# Reset airbag light in Mazda CX-9?



## customtronic (Jul 7, 2007)

Has anyone had to reset the SRS/Airbag indicator light in one of these. Someone asked for my help and I've never had to reset one before. Disconnecting the battery for a period of time doesn't help. I searched here and also on the Mazda forums with no luck. Thanks!


----------



## doitor (Aug 16, 2007)

I don't have a CX-9, but in my CX-7 if the light is on, something is wrong.
By example, I removed the plug to the upper dash screen because it used to display the radio info, after that I got the airbag light on the dash. So I had to plug it back in to make it go away. Now it doesn't display anything, but it had to be plugged.
It also happened when I took the passenger side airbag. That went away after an hour or so of normal use.
I have the workshop manual for the CX-7 and there's no specific way to reset it.
Check all the connections and it should go away.
At least that's what happens in the CX-7.

Jorge.


----------



## chuyler1 (Apr 10, 2006)

Along the lines of what doitor said. If you were tinkering with electronic components either in the dash or seats then you should revert your changes to see if the light goes out. If it doesn't go out, then it's a trip to the dealer for you.

This isn't by chance a used vehicle is it? Airbags are a huge scam these days. Given there cost, it is very tempting for shops to pocket the insurance money and stick the original bag back in, or fill it with trash in some cases. Even shady'er shops will pull them out of cars that come in and sell them. I'm not saying this happened to you but it is something to be aware of.
Read more about this: http://www.insurancefraud.org/airbag_warning.htm


----------



## ocuriel (Oct 7, 2005)

Disconnection the battery will not clear Air bag related codes or reset the Air Bag/SRS light. It will however reset engine related trouble codes and a check engine light. 

Air bag light is usually reset using a scanner tool.

If there is a way to reset a air bag light without using a scanner, you can believe it will be posted in a Mazda forum.


----------



## chad (Jun 30, 2005)

ocuriel said:


> Disconnection the battery will not clear Air bag related codes or reset the Air Bag/SRS light. It will however reset engine related trouble codes and a check engine light.
> 
> Air bag light is usually reset using a scanner tool.
> 
> If there is a way to reset a air bag light without using a scanner, you can believe it will be posted in a Mazda forum.

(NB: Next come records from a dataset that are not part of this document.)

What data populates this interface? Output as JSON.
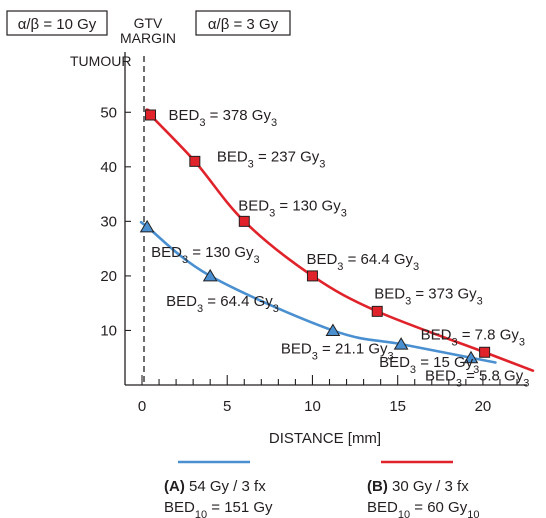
{
  "chart_data": {
    "type": "line",
    "xlabel": "DISTANCE [mm]",
    "xlim": [
      0,
      22
    ],
    "ylim": [
      0,
      55
    ],
    "x_ticks": [
      0,
      5,
      10,
      15,
      20
    ],
    "y_ticks": [
      10,
      20,
      30,
      40,
      50
    ],
    "grid": false,
    "legend_position": "bottom",
    "annotations": {
      "left_box": "α/β = 10 Gy",
      "right_box": "α/β = 3 Gy",
      "gtv_margin": "GTV MARGIN",
      "tumour": "TUMOUR"
    },
    "series": [
      {
        "name": "(A) 54 Gy / 3 fx",
        "legend_detail": "BED10 = 151 Gy",
        "color": "#4a90d0",
        "marker": "triangle",
        "x": [
          0.3,
          4.0,
          11.2,
          15.2,
          19.3
        ],
        "y": [
          29,
          20,
          10,
          7.5,
          5
        ],
        "labels": [
          "BED3 = 130 Gy3",
          "BED3 = 64.4 Gy3",
          "BED3 = 21.1 Gy3",
          "BED3 = 15 Gy3",
          "BED3 = 5.8 Gy3"
        ]
      },
      {
        "name": "(B) 30 Gy / 3 fx",
        "legend_detail": "BED10 = 60 Gy10",
        "color": "#e0232b",
        "marker": "square",
        "x": [
          0.5,
          3.1,
          6.0,
          10.0,
          13.8,
          20.1
        ],
        "y": [
          49.5,
          41,
          30,
          20,
          13.5,
          6
        ],
        "labels": [
          "BED3 = 378 Gy3",
          "BED3 = 237 Gy3",
          "BED3 = 130 Gy3",
          "BED3 = 64.4 Gy3",
          "BED3 = 373 Gy3",
          "BED3 = 7.8 Gy3"
        ]
      }
    ]
  }
}
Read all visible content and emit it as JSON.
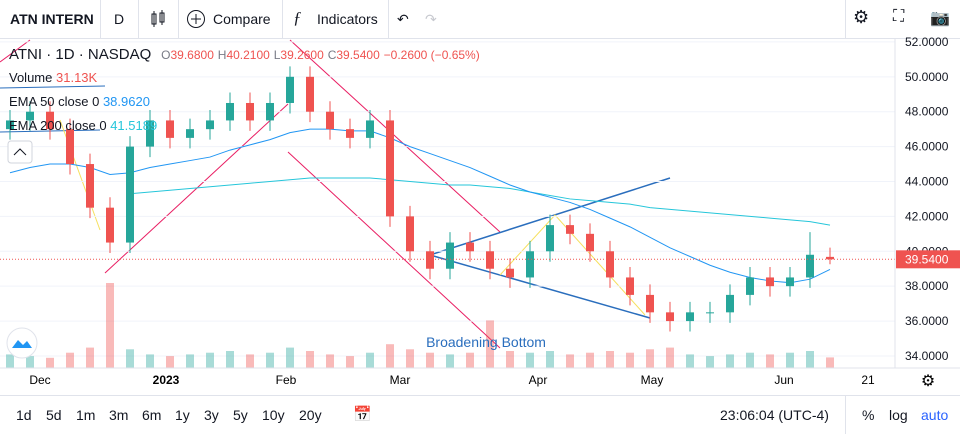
{
  "toolbar": {
    "symbol": "ATN INTERN",
    "interval": "D",
    "compare": "Compare",
    "indicators": "Indicators"
  },
  "legend": {
    "title": "ATNI · 1D · NASDAQ",
    "o_label": "O",
    "o": "39.6800",
    "h_label": "H",
    "h": "40.2100",
    "l_label": "L",
    "l": "39.2600",
    "c_label": "C",
    "c": "39.5400",
    "change": "−0.2600 (−0.65%)",
    "volume_label": "Volume",
    "volume": "31.13K",
    "ema50_label": "EMA 50 close 0",
    "ema50": "38.9620",
    "ema200_label": "EMA 200 close 0",
    "ema200": "41.5189"
  },
  "chart_data": {
    "type": "candlestick",
    "open": [
      47,
      47.5,
      48,
      47,
      45,
      42.5,
      40.5,
      46,
      47.5,
      46.5,
      47,
      47.5,
      48.5,
      47.5,
      48.5,
      50,
      48,
      47,
      46.5,
      47.5,
      42,
      40,
      39,
      40.5,
      40,
      39,
      38.5,
      40,
      41.5,
      41,
      40,
      38.5,
      37.5,
      36.5,
      36,
      36.5,
      36.5,
      37.5,
      38.5,
      38,
      38.5,
      39.68
    ],
    "high": [
      48.1,
      48.6,
      48.6,
      47.6,
      45.6,
      43.1,
      46.6,
      48.1,
      48.1,
      47.6,
      48.1,
      49.1,
      49.1,
      49.1,
      50.6,
      50.6,
      48.6,
      47.6,
      48.1,
      48.1,
      42.6,
      40.6,
      41.1,
      41.1,
      40.6,
      39.6,
      40.6,
      42.1,
      42.1,
      41.6,
      40.6,
      39.1,
      38.1,
      37.1,
      37.1,
      37.1,
      38.1,
      39.1,
      39.1,
      39.1,
      41.1,
      40.21
    ],
    "low": [
      46.4,
      46.9,
      46.4,
      44.4,
      41.9,
      39.9,
      39.9,
      45.4,
      45.9,
      45.9,
      46.4,
      46.9,
      46.9,
      46.9,
      47.9,
      47.4,
      46.4,
      45.9,
      45.9,
      41.4,
      39.4,
      38.4,
      38.4,
      39.4,
      38.4,
      37.9,
      37.9,
      39.4,
      40.4,
      39.4,
      37.9,
      36.9,
      35.9,
      35.4,
      35.4,
      35.9,
      35.9,
      36.9,
      37.4,
      37.4,
      37.9,
      39.26
    ],
    "close": [
      47.5,
      48,
      47,
      45,
      42.5,
      40.5,
      46,
      47.5,
      46.5,
      47,
      47.5,
      48.5,
      47.5,
      48.5,
      50,
      48,
      47,
      46.5,
      47.5,
      42,
      40,
      39,
      40.5,
      40,
      39,
      38.5,
      40,
      41.5,
      41,
      40,
      38.5,
      37.5,
      36.5,
      36,
      36.5,
      36.5,
      37.5,
      38.5,
      38,
      38.5,
      39.8,
      39.54
    ],
    "volume": [
      40,
      35,
      30,
      45,
      60,
      250,
      55,
      40,
      35,
      40,
      45,
      50,
      40,
      45,
      60,
      50,
      40,
      35,
      45,
      70,
      55,
      45,
      40,
      45,
      140,
      50,
      45,
      50,
      40,
      45,
      50,
      45,
      55,
      60,
      40,
      35,
      40,
      45,
      40,
      45,
      50,
      31.13
    ],
    "ema50": [
      44.5,
      44.8,
      45,
      45,
      44.8,
      44.4,
      44.5,
      44.8,
      45,
      45.2,
      45.4,
      45.8,
      46.1,
      46.4,
      46.8,
      47,
      47,
      46.9,
      46.9,
      46.5,
      46,
      45.6,
      45.2,
      44.8,
      44.3,
      43.8,
      43.4,
      43.1,
      42.8,
      42.4,
      41.9,
      41.4,
      40.8,
      40.2,
      39.7,
      39.2,
      38.8,
      38.5,
      38.3,
      38.2,
      38.4,
      38.96
    ],
    "ema200": [
      null,
      null,
      null,
      null,
      null,
      null,
      43.3,
      43.4,
      43.5,
      43.6,
      43.7,
      43.8,
      43.9,
      44,
      44.1,
      44.2,
      44.2,
      44.2,
      44.2,
      44.1,
      44,
      43.9,
      43.8,
      43.8,
      43.7,
      43.6,
      43.4,
      43.2,
      43,
      42.9,
      42.8,
      42.7,
      42.5,
      42.4,
      42.3,
      42.2,
      42.1,
      42,
      41.9,
      41.8,
      41.7,
      41.5
    ],
    "up_color": "#26a69a",
    "down_color": "#ef5350",
    "ema50_color": "#2196f3",
    "ema200_color": "#26c6da",
    "ylim": [
      33.31,
      52.11
    ],
    "yticks": [
      {
        "value": 34,
        "label": "34.0000"
      },
      {
        "value": 36,
        "label": "36.0000"
      },
      {
        "value": 38,
        "label": "38.0000"
      },
      {
        "value": 40,
        "label": "40.0000"
      },
      {
        "value": 42,
        "label": "42.0000"
      },
      {
        "value": 44,
        "label": "44.0000"
      },
      {
        "value": 46,
        "label": "46.0000"
      },
      {
        "value": 48,
        "label": "48.0000"
      },
      {
        "value": 50,
        "label": "50.0000"
      },
      {
        "value": 52,
        "label": "52.0000"
      }
    ],
    "last_price": {
      "value": 39.54,
      "label": "39.5400"
    },
    "x_labels": [
      "Dec",
      "2023",
      "Feb",
      "Mar",
      "Apr",
      "May",
      "Jun",
      "21"
    ],
    "annotation": "Broadening Bottom"
  },
  "bottom_bar": {
    "ranges": [
      "1d",
      "5d",
      "1m",
      "3m",
      "6m",
      "1y",
      "3y",
      "5y",
      "10y",
      "20y"
    ],
    "time": "23:06:04 (UTC-4)",
    "percent": "%",
    "log": "log",
    "auto": "auto"
  }
}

My reset is in the Honda forums. I set mine off on accident by firing everything up in the IGN position as opposed to the ACC position with the seats out. The airbag system has a sensor in the seat to sense weight, if that sensor is not present it is seen as a fault. This can and will impede the operation of the airbag system and should be addressed as quickly as possible.


----------



## customtronic (Jul 7, 2007)

Thanks guys. I'll let him know.


----------



## DaleCarter (Jan 3, 2008)

Simply removing the trim bezel around the radio and instruments on my Expedition causes the airbag light to flash.


----------